Sambil melompat menghindari serangan pedang Sie Han Li, ia melontarkan pedangnya ke arah Tiong-Cin-Tojin sepenuh tenaga, dengan gerakan yang manis bersalto keluar dari kurungan mereka dan menghilang di kegelapan malam. Li Kun Liong tidak tahu serangan pedang terbang yang barusan ia lancarkan berhasil menembus dan memutuskan tulang pundak Tiong-Cin-Tojin, untuk selanjutnya ilmu silat Tiong-Cin-Tojin mengalami penurunan yang berarti.
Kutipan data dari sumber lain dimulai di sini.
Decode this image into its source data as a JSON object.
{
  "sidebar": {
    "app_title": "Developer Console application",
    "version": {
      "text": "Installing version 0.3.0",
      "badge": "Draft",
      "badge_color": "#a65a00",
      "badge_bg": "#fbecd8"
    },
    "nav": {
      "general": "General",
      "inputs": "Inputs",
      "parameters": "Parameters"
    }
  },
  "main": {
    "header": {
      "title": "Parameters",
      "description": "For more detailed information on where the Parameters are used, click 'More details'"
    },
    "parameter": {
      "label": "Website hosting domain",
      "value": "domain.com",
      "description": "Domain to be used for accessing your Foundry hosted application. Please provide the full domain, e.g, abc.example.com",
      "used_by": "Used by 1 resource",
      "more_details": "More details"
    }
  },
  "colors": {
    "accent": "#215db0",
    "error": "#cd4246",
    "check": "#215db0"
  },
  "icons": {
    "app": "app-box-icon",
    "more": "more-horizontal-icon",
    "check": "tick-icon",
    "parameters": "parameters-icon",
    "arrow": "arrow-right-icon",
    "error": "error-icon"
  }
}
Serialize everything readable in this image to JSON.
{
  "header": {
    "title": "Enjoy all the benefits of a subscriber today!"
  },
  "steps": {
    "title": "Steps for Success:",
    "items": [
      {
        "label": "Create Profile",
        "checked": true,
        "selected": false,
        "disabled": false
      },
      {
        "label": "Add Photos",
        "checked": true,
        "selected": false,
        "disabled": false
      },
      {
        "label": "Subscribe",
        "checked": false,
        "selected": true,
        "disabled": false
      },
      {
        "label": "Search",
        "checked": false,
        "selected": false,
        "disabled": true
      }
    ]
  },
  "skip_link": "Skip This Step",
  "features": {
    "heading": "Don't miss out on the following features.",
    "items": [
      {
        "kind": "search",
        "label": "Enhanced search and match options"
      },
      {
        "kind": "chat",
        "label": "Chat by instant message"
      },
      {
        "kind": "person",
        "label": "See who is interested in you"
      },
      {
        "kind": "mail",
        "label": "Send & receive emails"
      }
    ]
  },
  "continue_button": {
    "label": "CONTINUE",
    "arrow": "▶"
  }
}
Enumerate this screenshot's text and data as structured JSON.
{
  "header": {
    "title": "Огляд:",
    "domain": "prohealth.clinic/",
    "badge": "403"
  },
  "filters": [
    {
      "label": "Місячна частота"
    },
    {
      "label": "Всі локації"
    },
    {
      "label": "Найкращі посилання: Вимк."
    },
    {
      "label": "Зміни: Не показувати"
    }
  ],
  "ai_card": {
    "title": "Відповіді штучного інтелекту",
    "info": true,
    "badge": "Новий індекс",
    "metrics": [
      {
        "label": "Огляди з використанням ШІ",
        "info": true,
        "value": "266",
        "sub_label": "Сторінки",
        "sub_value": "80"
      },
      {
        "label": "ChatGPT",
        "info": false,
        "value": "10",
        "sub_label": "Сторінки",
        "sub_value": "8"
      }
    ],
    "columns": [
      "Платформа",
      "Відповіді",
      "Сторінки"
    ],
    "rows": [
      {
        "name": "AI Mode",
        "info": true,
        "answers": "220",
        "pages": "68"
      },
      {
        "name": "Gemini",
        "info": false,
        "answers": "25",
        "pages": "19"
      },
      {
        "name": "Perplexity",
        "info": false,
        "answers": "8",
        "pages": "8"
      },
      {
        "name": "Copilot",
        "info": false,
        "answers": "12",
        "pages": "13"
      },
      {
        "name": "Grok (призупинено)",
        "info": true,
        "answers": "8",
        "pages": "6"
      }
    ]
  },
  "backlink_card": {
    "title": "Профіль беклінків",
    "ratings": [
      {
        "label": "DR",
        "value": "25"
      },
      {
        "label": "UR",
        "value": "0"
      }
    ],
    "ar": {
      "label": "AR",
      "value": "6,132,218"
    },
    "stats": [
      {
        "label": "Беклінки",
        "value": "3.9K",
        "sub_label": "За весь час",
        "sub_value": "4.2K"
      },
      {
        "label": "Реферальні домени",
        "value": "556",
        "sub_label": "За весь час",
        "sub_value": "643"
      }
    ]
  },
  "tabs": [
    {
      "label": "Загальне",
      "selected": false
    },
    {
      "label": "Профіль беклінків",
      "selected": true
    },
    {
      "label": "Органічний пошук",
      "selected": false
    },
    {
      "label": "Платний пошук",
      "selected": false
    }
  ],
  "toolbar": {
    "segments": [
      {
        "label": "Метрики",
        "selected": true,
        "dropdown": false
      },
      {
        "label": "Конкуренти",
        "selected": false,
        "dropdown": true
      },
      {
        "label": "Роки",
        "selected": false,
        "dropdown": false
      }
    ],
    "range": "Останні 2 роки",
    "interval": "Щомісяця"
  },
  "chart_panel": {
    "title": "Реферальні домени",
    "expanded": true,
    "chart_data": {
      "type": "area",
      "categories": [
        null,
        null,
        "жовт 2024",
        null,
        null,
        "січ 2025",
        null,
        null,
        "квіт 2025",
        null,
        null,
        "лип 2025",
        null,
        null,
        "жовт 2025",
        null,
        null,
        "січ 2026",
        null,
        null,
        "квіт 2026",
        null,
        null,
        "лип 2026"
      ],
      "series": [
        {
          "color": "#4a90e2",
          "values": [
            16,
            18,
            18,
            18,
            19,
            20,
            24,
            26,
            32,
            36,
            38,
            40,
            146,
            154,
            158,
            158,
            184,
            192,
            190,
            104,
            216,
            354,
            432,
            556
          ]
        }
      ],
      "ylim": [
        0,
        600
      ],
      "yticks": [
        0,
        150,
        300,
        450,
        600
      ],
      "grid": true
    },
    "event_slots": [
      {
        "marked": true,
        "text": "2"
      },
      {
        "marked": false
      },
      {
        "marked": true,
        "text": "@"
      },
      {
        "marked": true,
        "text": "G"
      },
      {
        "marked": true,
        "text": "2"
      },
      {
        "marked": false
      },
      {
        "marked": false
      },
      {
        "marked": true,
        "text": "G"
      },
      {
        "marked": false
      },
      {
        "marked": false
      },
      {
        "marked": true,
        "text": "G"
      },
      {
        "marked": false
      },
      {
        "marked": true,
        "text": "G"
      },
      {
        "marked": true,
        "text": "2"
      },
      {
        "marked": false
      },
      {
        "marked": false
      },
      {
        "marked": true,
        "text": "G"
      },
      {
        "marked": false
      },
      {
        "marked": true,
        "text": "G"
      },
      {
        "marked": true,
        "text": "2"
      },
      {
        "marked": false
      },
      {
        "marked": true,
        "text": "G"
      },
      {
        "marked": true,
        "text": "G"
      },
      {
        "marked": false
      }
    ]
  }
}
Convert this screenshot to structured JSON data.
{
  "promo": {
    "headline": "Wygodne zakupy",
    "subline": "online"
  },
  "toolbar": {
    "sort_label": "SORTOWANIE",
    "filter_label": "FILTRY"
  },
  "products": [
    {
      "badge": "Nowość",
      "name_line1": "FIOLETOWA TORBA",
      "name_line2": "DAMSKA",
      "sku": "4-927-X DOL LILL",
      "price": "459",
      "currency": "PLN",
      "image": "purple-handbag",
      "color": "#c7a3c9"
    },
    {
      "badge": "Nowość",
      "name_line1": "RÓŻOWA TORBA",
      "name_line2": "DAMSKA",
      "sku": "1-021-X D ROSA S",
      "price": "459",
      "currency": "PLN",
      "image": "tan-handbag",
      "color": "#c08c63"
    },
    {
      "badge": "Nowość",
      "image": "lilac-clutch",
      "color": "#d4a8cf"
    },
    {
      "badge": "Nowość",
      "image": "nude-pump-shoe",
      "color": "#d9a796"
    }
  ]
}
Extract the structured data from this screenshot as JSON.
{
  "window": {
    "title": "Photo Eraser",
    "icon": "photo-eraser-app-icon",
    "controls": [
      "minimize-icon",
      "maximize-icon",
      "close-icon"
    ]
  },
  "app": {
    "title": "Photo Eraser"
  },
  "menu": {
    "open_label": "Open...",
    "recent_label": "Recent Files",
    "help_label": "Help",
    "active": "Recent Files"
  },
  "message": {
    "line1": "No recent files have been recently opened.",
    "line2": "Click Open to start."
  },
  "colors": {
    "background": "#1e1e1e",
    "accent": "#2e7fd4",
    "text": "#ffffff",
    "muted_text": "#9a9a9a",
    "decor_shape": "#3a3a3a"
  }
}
Melihat kedashyatan serangan terakhir Li Kun Liong, Lu Gan bertiga terkesima, membuat nyali mereka pecah untuk melakukan pengejaran.
Keesokan harinya kembali kota Wu-han gempar dengan berita matinya puteri satu-satunya kepala kota Wu-han akibat diperkosa Bwe-hoa-cat. Namun kali ini aksi si jai-hoa-cat tidak berlangsung mulus, ia kesampok oleh jago-jago silat dunia persilatan dan mengalami luka yang cukup serius. Dunia persilatan pun gempar dengan terbukanya rahasia siapa sesungguhnya Bwe- hoa-cat yang misterius tersebut. Nama Li Kun Liong mendadak terkenal seantero dunia kangouw sebagai Bwe-hoa-cat, buruan nomer satu kaum persilatan.